Taurin findet sich in vielen Energy-Drinks, um die körperliche und geistige Leistungsfähigkeit zu steigern. Den Hype um das aufputschende Mittel befeuerte eine vor zwei Jahren im Fachjournal Science veröffentlichte Studie. Die Ergebnisse deuteten auf eine lebensverlängernde Wirkung hin. Eine aktuelle Studie brachte nun aber ein anderes Ergebnis und warnt sogar vor der Einnahme in bestimmten Situationen.
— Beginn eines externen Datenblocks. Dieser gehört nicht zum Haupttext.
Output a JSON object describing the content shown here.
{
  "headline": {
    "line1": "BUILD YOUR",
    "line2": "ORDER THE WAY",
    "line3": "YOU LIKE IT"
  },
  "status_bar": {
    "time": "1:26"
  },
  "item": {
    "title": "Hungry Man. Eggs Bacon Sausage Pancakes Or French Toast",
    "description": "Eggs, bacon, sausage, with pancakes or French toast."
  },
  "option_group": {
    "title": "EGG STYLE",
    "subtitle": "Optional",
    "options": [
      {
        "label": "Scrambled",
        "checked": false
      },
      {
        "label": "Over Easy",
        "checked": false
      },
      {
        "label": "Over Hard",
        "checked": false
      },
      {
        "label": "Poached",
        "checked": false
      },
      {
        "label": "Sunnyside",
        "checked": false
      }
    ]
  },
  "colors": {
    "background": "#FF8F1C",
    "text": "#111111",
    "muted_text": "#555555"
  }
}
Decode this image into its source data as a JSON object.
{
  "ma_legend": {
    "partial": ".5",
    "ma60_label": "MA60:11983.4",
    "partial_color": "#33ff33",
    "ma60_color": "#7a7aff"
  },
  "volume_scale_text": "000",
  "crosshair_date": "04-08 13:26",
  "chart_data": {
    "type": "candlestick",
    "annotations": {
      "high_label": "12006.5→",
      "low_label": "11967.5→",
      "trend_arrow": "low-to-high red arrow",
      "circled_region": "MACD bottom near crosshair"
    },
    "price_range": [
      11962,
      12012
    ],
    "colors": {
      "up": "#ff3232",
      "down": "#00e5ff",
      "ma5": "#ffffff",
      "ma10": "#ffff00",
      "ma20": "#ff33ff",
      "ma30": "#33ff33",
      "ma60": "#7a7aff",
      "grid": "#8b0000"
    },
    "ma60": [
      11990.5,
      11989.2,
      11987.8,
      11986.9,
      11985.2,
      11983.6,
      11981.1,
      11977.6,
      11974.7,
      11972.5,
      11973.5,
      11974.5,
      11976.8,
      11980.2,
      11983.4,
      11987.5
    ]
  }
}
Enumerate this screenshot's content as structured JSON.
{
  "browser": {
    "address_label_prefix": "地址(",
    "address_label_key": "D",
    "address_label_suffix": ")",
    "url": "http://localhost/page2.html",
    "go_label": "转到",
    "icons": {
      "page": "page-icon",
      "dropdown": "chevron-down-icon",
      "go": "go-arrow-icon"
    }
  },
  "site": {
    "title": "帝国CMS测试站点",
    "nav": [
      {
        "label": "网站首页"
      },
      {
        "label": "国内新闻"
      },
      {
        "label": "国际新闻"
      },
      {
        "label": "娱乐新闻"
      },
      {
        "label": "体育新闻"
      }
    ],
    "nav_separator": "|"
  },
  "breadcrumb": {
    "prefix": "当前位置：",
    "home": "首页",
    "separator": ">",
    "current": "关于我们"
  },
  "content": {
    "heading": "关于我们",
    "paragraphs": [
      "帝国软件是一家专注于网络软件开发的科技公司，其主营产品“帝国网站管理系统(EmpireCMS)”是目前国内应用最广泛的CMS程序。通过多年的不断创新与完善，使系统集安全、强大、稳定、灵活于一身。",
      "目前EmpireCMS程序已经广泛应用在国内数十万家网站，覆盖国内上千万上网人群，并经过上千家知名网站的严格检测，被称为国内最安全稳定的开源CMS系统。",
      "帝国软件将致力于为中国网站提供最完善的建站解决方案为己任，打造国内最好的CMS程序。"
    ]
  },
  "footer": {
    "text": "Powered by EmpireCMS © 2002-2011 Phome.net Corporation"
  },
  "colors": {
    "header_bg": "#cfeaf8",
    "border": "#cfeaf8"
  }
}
Einige Studien haben gezeigt, dass der Taurinspiegel im Blut mit dem Alter abnimmt und eine Supplementierung potenziell die Gesundheit verbessern und Lebensspanne verlängern könnte. Neue Ergebnisse zeichnen jedoch ein differenzierteres Bild: In Untersuchungen an Mäusen, Primaten und drei großen, über längere Zeit beobachteten menschlichen Kohorten zeigte sich eine große individuelle Variation der Taurinwerte.
In den meisten Fällen stiegen die Taurinkonzentrationen im Erwachsenenalter sogar an. Zudem konnten keine eindeutigen Zusammenhänge zwischen Taurinwerten und Gesundheitsstatus festgestellt werden. Die Wirkung einer Taurinsupplementierung hänge daher wahrscheinlich stark vom individuellen Kontext ab, so das Fazit der Forschenden.
Keine Anti-Aging-Substanz
Konkret: Der Anti-Aging-Effekt von Taurin bleibt laut der neuen Studie „Is taurin an aging biomarker?“ aus und eignet sich daher nicht als Biomarker für das physiologische Alter. Die Ergebnisse wurden im Fachjournal Science veröffentlicht. Die aktuelle Längsschnittstudie unter der Leitung von Dr. Maria Emilia Fernandez vom National Institute on Aging in Baltimore, konnte anders als frühere Querschnittsstudien demnach keinen Rückgang des Taurin-Spiegels im Blut mit dem Alter feststellen.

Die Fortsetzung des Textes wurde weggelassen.